Rigenerare e riqualificare sono i verbi che ha usato più spesso nella sua relazione al convegno dell’Ance, la settimana scorsa, il presidente pugliese della associazione degli imprenditori edili, Salvatore Matarrese. Non è la prima volta che i costruttori affrontano i temi della sostenibilità urbana e ambientale, ma questa volta il discorso è sembrato più maturo, carico di una consapevolezza che va al di là dei linguaggi alla moda. Si voltano le spalle alla espansione incontrollata a danno della campagna e si guarda invece alla città consolidata e densa: «Costruire il futuro di una città – dice Matarrese – vuol dire individuare le funzioni cardine sulle quali fare sviluppo, adattare spazi e luoghi perché ciò si realizzi attraverso l’avvio di progetti di riqualificazione e rigenerazione urbana caratterizzati da una forte attenzione alla sostenibilità».
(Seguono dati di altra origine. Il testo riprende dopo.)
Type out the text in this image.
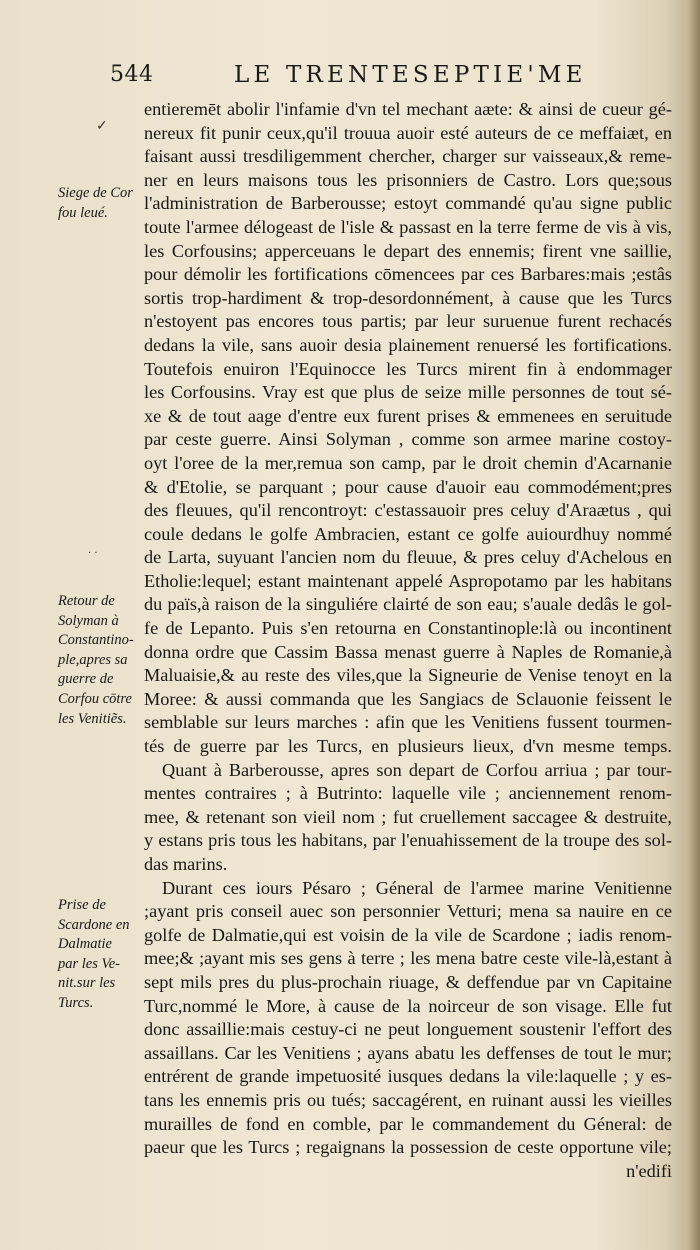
544	LE TRENTESEPTIE'ME
✓
· ·
Siege de Cor
fou leué.
Retour de
Solyman à
Constantino-
ple,apres sa
guerre de
Corfou cōtre
les Venitiẽs.
Prise de
Scardone en
Dalmatie
par les Ve-
nit.sur les
Turcs.
entieremēt abolir l'infamie d'vn tel mechant aæte: & ainsi de cueur gé-
nereux fit punir ceux,qu'il trouua auoir esté auteurs de ce meffaiæt, en
faisant aussi tresdiligemment chercher, charger sur vaisseaux,& reme-
ner en leurs maisons tous les prisonniers de Castro. Lors que;sous
l'administration de Barberousse; estoyt commandé qu'au signe public
toute l'armee délogeast de l'isle & passast en la terre ferme de vis à vis,
les Corfousins; apperceuans le depart des ennemis; firent vne saillie,
pour démolir les fortifications cōmencees par ces Barbares:mais ;estâs
sortis trop-hardiment & trop-desordonnément, à cause que les Turcs
n'estoyent pas encores tous partis; par leur suruenue furent rechacés
dedans la vile, sans auoir desia plainement renuersé les fortifications.
Toutefois enuiron l'Equinocce les Turcs mirent fin à endommager
les Corfousins. Vray est que plus de seize mille personnes de tout sé-
xe & de tout aage d'entre eux furent prises & emmenees en seruitude
par ceste guerre. Ainsi Solyman , comme son armee marine costoy-
oyt l'oree de la mer,remua son camp, par le droit chemin d'Acarnanie
& d'Etolie, se parquant ; pour cause d'auoir eau commodément;pres
des fleuues, qu'il rencontroyt: c'estassauoir pres celuy d'Araætus , qui
coule dedans le golfe Ambracien, estant ce golfe auiourdhuy nommé
de Larta, suyuant l'ancien nom du fleuue, & pres celuy d'Achelous en
Etholie:lequel; estant maintenant appelé Aspropotamo par les habitans
du païs,à raison de la singuliére clairté de son eau; s'auale dedâs le gol-
fe de Lepanto. Puis s'en retourna en Constantinople:là ou incontinent
donna ordre que Cassim Bassa menast guerre à Naples de Romanie,à
Maluaisie,& au reste des viles,que la Signeurie de Venise tenoyt en la
Moree: & aussi commanda que les Sangiacs de Sclauonie feissent le
semblable sur leurs marches : afin que les Venitiens fussent tourmen-
tés de guerre par les Turcs, en plusieurs lieux, d'vn mesme temps.
Quant à Barberousse, apres son depart de Corfou arriua ; par tour-
mentes contraires ; à Butrinto: laquelle vile ; anciennement renom-
mee, & retenant son vieil nom ; fut cruellement saccagee & destruite,
y estans pris tous les habitans, par l'enuahissement de la troupe des sol-
das marins.
Durant ces iours Pésaro ; Géneral de l'armee marine Venitienne
;ayant pris conseil auec son personnier Vetturi; mena sa nauire en ce
golfe de Dalmatie,qui est voisin de la vile de Scardone ; iadis renom-
mee;& ;ayant mis ses gens à terre ; les mena batre ceste vile-là,estant à
sept mils pres du plus-prochain riuage, & deffendue par vn Capitaine
Turc,nommé le More, à cause de la noirceur de son visage. Elle fut
donc assaillie:mais cestuy-ci ne peut longuement soustenir l'effort des
assaillans. Car les Venitiens ; ayans abatu les deffenses de tout le mur;
entrérent de grande impetuosité iusques dedans la vile:laquelle ; y es-
tans les ennemis pris ou tués; saccagérent, en ruinant aussi les vieilles
murailles de fond en comble, par le commandement du Géneral: de
paeur que les Turcs ; regaignans la possession de ceste opportune vile;
n'edifi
Matarrese non condivide affatto i timori di chi annuncia il deflagrare di una bolla immobiliare in Italia (come è già avvenuto in Spagna) ed anzi dal confronto fra i cantieri di nuove abitazioni aperti negli ultimi sei anni e la formazione di nuove famiglie il presidente degli edili ricava la stima di un fabbisogno potenziale, in Italia, di circa 582mila abitazioni. Va detto che i numeri «nazionali» non sono uguali a Milano come a Bari, tuttavia è significativo che Matarrese sottolinei come «una proposta relativa alle politiche urbane non può prescindere dalla necessità di reintervenire sul patrimonio esistente, risorsa oggi sottoutilizzata, che richiede un recupero di qualità e di funzionalità. Oggi circa il 55% delle famiglie vive in immobili di più di 40 anni e più della metà delle abitazioni occupate in Italia (il 52,5%, per un totale di 11,4 milioni) non è mai stato oggetto di interventi di manutenzione, risanamento o ristrutturazione». È un disegno di lunga prospettiva e perciò i costruttori pugliesi vorrebbero che il Piano Casa varato dal governo diventasse uno strumento ordinario per trasformare le città.
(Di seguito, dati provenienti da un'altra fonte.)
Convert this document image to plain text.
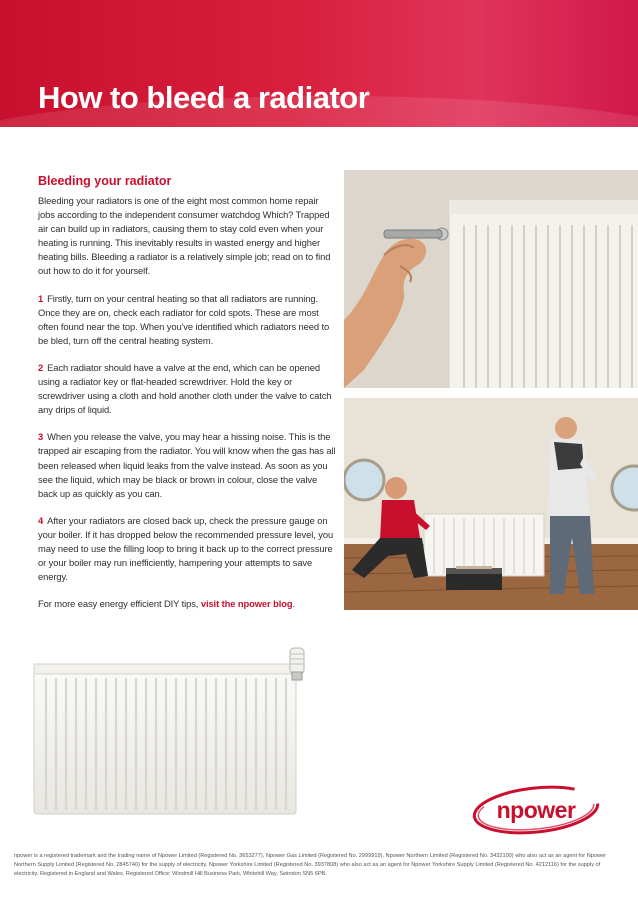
How to bleed a radiator
Bleeding your radiator

Bleeding your radiators is one of the eight most common home repair jobs according to the independent consumer watchdog Which? Trapped air can build up in radiators, causing them to stay cold even when your heating is running. This inevitably results in wasted energy and higher heating bills. Bleeding a radiator is a relatively simple job; read on to find out how to do it for yourself.

1 Firstly, turn on your central heating so that all radiators are running. Once they are on, check each radiator for cold spots. These are most often found near the top. When you've identified which radiators need to be bled, turn off the central heating system.

2 Each radiator should have a valve at the end, which can be opened using a radiator key or flat-headed screwdriver. Hold the key or screwdriver using a cloth and hold another cloth under the valve to catch any drips of liquid.

3 When you release the valve, you may hear a hissing noise. This is the trapped air escaping from the radiator. You will know when the gas has all been released when liquid leaks from the valve instead. As soon as you see the liquid, which may be black or brown in colour, close the valve back up as quickly as you can.

4 After your radiators are closed back up, check the pressure gauge on your boiler. If it has dropped below the recommended pressure level, you may need to use the filling loop to bring it back up to the correct pressure or your boiler may run inefficiently, hampering your attempts to save energy.

For more easy energy efficient DIY tips, visit the npower blog.

npower

npower is a registered trademark and the trading name of Npower Limited (Registered No. 3653277), Npower Gas Limited (Registered No. 2999919), Npower Northern Limited (Registered No. 3432100) who also act as an agent for Npower Northern Supply Limited (Registered No. 2845740) for the supply of electricity, Npower Yorkshire Limited (Registered No. 3937808) who also act as an agent for Npower Yorkshire Supply Limited (Registered No. 4212116) for the supply of electricity. Registered in England and Wales. Registered Office: Windmill Hill Business Park, Whitehill Way, Swindon SN5 6PB.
Il lato oscuro della «svolta» degli edili si mostra però quando – a fronte dei costi superiori – Matarrese prospetta che i nuovi piani urbanistici «prevedano la possibilità di realizzare interventi di riqualificazione utilizzando strumenti ormai più che noti quali la compensazione urbanistica e la premialità, soprattutto per interventi di delocalizzazione». Detta così, sembra un’idea innocua. Ma  bisogna arrivare al termine della relazione per comprendere che premialità, delocalizzazione e compensazione sono concetti sotto i quali germoglia il «credito edilizio», una invenzione tutta italiana che finora ha generato soltanto giganteschi contenziosi davanti ai tribunali amministrativi. «Trasferimento delle volumetrie e distacco dal suolo: adeguamento della disciplina della proprietà. Legge quadro sulla moneta urbanistica». Queste sono le priorità, per Salvatore Matarrese, che parla esplicitamente di «moneta urbanistica», cioè di quel valore immateriale che sarebbe generato da una semplice destinazione urbanistica di un suolo, ma sganciato da esso.
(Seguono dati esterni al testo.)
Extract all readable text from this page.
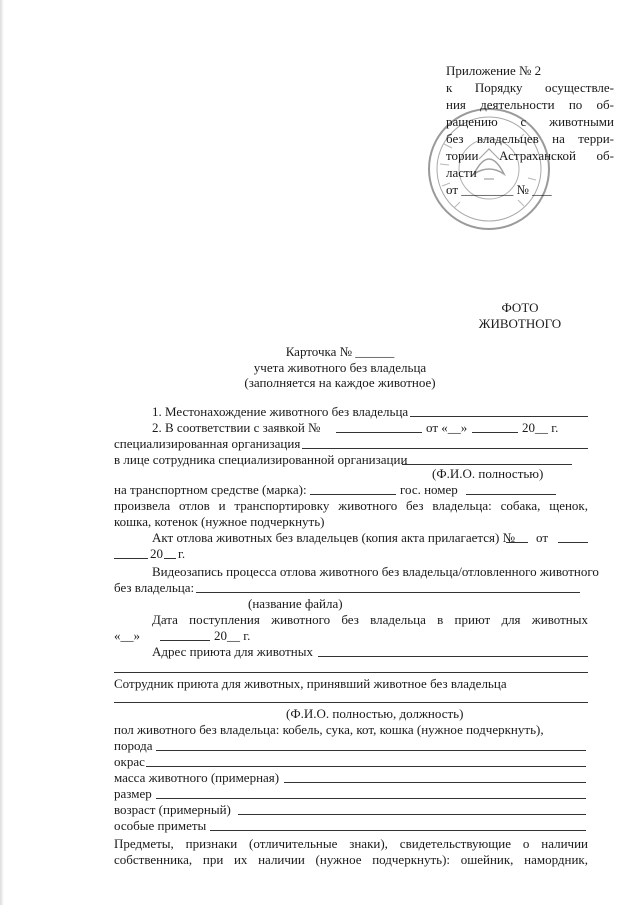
Приложение № 2
к Порядку осуществле-
ния деятельности по об-
ращению с животными
без владельцев на терри-
тории Астраханской об-
ласти
от ________ № ___
ФОТО
ЖИВОТНОГО
Карточка № ______
учета животного без владельца
(заполняется на каждое животное)
1. Местонахождение животного без владельца
2. В соответствии с заявкой №	от «__»	20__ г.
специализированная организация
в лице сотрудника специализированной организации
(Ф.И.О. полностью)
на транспортном средстве (марка):	гос. номер
произвела отлов и транспортировку животного без владельца: собака, щенок,
кошка, котенок (нужное подчеркнуть)
Акт отлова животных без владельцев (копия акта прилагается) № от
20 г.
Видеозапись процесса отлова животного без владельца/отловленного животного
без владельца:
(название файла)
Дата поступления животного без владельца в приют для животных
«__»	20__ г.
Адрес приюта для животных
Сотрудник приюта для животных, принявший животное без владельца
(Ф.И.О. полностью, должность)
пол животного без владельца: кобель, сука, кот, кошка (нужное подчеркнуть),
порода
окрас
масса животного (примерная)
размер
возраст (примерный)
особые приметы
Предметы, признаки (отличительные знаки), свидетельствующие о наличии
собственника, при их наличии (нужное подчеркнуть): ошейник, намордник,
Sostenibilità sociale e ambientale e «moneta urbanistica» appaiono però in contraddizione, soprattutto in una città come Bari sulla quale incombe un piano regolatore sovradimensionato e quindi in grado di battere una quantità gigantesca  di «moneta urbanistica».

C’è un’altra via per finanziare la rigenerazione urbana? Mettiamo il naso fuori di casa e vediamo che lo scorso luglio a Wall Street , al 47º piano del grattacielo della Deutsche Bank,  si è svolta una importante riunione. Racconta Susanne Schindler su Domus di ottobre (n. 962) che un centinaio di persone (politici, economisti, immobiliaristi, ingegneri e architetti) si sono incontrati per «discutere strategie mirate a ridurre i costi dell’edilizia residenziale agevolata». Per uno degli involontari ma inevitabili contrasti newyorkesi, dalle finestre del salone si vedeva l’ultima opera di Frank Gehry: l’8 Spruce Street, il più alto e lussuoso grattacielo residenziale della Grande Mela. Contraltare di tanto «spreco» sono i 222 appartamenti di Via Verde, nel South Bronx, quasi il simbolo del piano di housing sociale e edilizia sovvenzionata lanciato dal sindaco Bloomberg nel 2002 e realizzato dal gruppo di architetti-imprenditori «Phipps Rose Dattner Grimshow». Un esempio, nota Schindler, che comprova «i benefici dell’affrontare questioni economiche, legislative e immobiliari, dimostrando al tempo stesso, il ruolo critico che può assumere l’architetto».